Justificativas de Edson Fachin e a separação dos processos
Ao analisar o requerimento apresentado por Alexandre de Moraes, o presidente da Corte argumentou que os dois procedimentos possuem contornos distintos e devem ser apreciados separadamente. Segundo a decisão, a instrução do processo referente a André Mendonça ainda necessita das manifestações do procurador-geral da República, Paulo Gonet, e do próprio magistrado citado.

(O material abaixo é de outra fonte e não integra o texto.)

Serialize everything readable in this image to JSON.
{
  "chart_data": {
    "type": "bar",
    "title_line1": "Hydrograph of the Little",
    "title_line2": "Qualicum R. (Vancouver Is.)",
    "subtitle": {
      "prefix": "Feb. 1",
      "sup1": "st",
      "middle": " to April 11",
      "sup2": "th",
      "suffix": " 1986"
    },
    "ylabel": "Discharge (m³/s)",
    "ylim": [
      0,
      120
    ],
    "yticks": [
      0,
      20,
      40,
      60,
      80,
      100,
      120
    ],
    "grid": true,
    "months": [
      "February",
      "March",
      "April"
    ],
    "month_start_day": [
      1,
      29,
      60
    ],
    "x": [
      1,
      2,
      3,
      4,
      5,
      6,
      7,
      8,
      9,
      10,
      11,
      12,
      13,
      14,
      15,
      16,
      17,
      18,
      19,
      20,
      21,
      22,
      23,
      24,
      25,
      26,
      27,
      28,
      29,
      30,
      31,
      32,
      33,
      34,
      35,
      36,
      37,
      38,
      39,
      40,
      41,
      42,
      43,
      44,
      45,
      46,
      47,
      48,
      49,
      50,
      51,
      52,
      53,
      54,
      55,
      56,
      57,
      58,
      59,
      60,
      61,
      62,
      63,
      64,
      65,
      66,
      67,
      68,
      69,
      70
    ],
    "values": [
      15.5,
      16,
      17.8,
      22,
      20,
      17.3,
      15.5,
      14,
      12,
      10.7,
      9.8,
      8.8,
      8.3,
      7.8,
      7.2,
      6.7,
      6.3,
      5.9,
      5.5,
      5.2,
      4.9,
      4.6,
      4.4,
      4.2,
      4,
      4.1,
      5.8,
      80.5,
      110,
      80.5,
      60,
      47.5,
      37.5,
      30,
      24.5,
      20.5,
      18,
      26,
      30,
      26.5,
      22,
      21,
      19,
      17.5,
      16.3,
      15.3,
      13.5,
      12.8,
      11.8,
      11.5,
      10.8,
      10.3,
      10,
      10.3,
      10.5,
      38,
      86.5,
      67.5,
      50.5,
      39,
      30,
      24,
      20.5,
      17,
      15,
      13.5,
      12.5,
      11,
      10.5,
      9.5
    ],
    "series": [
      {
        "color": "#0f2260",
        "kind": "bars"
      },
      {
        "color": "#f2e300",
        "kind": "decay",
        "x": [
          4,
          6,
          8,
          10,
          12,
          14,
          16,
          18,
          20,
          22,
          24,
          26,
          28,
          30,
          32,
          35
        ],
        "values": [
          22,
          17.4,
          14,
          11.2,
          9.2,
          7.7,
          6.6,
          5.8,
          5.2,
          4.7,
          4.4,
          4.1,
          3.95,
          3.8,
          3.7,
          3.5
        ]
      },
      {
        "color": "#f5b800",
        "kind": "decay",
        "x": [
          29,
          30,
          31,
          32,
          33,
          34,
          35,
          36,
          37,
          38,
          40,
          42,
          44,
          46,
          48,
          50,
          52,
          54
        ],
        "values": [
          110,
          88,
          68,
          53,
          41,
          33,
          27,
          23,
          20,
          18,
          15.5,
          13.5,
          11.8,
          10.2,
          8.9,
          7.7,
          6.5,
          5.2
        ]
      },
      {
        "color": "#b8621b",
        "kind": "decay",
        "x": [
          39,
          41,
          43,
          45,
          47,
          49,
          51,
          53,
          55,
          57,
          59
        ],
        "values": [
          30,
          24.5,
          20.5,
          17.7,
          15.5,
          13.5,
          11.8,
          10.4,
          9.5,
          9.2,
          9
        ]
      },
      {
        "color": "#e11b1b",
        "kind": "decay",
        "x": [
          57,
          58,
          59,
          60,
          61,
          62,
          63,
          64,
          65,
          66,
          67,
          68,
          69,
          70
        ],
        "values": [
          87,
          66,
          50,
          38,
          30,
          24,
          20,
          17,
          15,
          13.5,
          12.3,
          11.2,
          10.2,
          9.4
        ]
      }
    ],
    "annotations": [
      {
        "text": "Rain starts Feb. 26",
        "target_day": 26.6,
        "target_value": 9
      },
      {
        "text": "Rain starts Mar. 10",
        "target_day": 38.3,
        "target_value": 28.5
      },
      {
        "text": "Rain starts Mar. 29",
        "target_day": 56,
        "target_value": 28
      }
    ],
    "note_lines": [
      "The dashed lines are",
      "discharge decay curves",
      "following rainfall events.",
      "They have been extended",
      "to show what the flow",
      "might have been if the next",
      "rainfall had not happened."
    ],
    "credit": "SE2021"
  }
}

"A manutenção em pauta tão somente da Pet 16.662 assegura a precisa delimitação do objeto da deliberação deste Tribunal, viabilizando a apreciação de matéria cujo contraditório e elucidação preliminar já se terá aperfeiçoado, sem prejuízo do posterior exame das questões afetas à Pet 16.704", assinalou Edson Fachin no despacho.
Contexto da crise institucional no tribunal
A solicitação de reunião dos processos havia sido feita por Alexandre de Moraes após relatórios da Polícia Federal indicarem trocas de mensagens e menções a integrantes do tribunal no âmbito das investigações ligadas ao Banco Master e ao ex-banqueiro Daniel Vorcaro. A ala da Corte mais alinhada a Moraes defendia o julgamento unificado para o debate das matérias.
A decisão de Edson Fachin ocorre após uma sucessão de despachos e trocas de ofícios entre os ministros Gilmar Mendes, Cristiano Zanin, Moraes e Mendonça, que discutiram os procedimentos de transparência, o acesso aos materiais apreendidos pela Polícia Federal e os ritos de deliberação do plenário.